Cinematographer Fabio Cianchetti shoots "The Triumph of Love" like a sunny summer ramble -- you walk away from the picture with distinct memories of almost mystically verdant gardens lit with velvety motes of sunlight. The picture feels bright and energetic and modern; even Peploe's stylistic eccentricities -- particularly the moments where she allows (or perhaps encourages) her actors to indulge in stagy dialogue -- feel like part of the movie's bold experimentation, rather than overt flaws.
"The Triumph of Love" is, of course, a play about adopting personas and disguises, about the interlacing of illusion and reality, which means that it's a story about why we gravitate toward dramatic performance -- whether in the form of a play or a movie or an opera -- in the first place. The movie's soundtrack meshes traditional chamber music with electric guitar from Pink Floyd's David Gilmour; it's a strange, intergalactic sound at first (are we traversing eras or solar systems or both?), but by the end it feels natural and right, an instance of two seemingly disparate styles meeting halfway and bleeding into each other.

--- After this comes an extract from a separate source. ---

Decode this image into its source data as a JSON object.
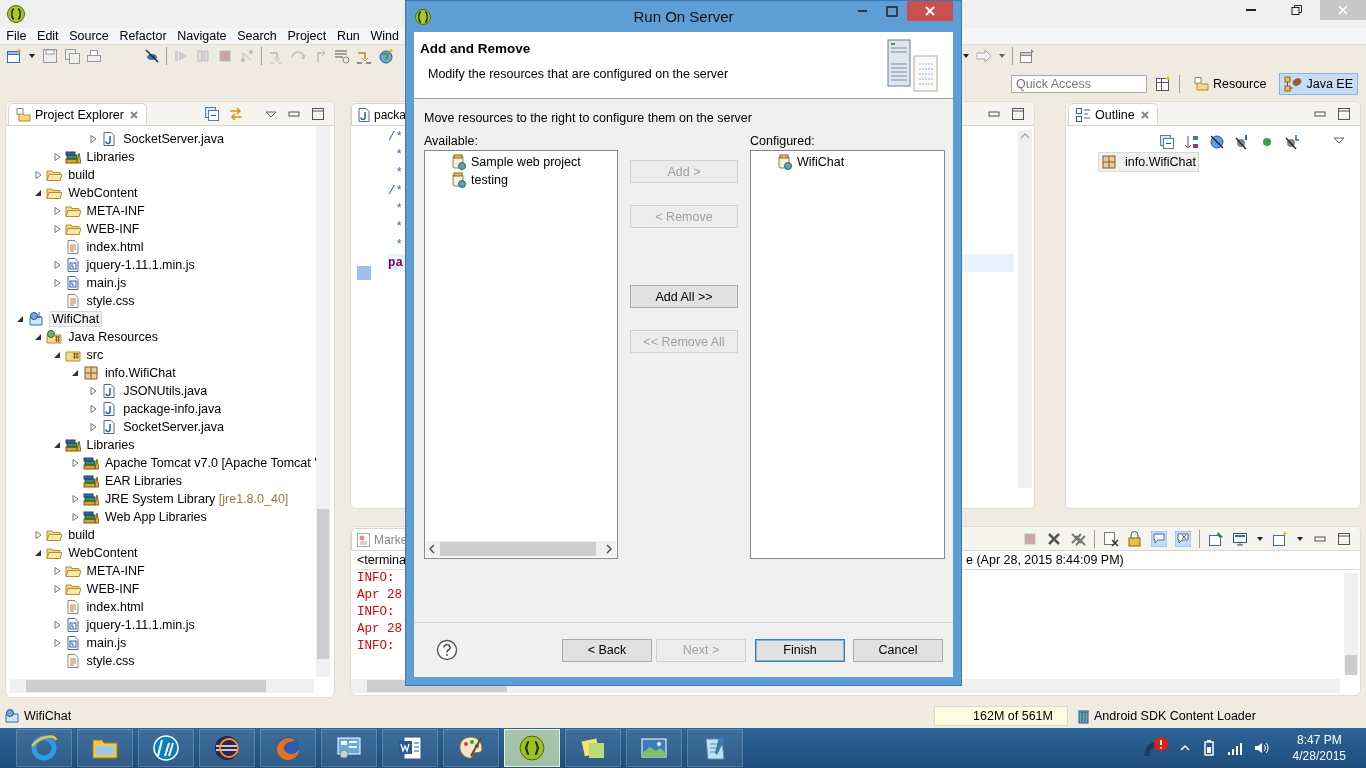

Like Louis Malle's marvelous "Vanya on 42nd Street," "The Triumph of Love" is a play spread before us in cinematic terms. Which is to say that it seeks not to prove the superiority of movies over live theater, or even to blur the differences, but to preserve the fragile, fleeting spirit of theater in a way that's loyal and true. There is no real curtain in this open-air rendering of "The Triumph of Love," which is exactly as it should be. Peploe's movies don't come with heavy messages attached, but if "The Triumph of Love" has one, it's an affirmation that live theater, consistently threatened with extinction, stubbornly refuses to die. Hardier than we ever gave it credit for, it lives on any way it can. All the world's a stage, and that goes for movie screens, too.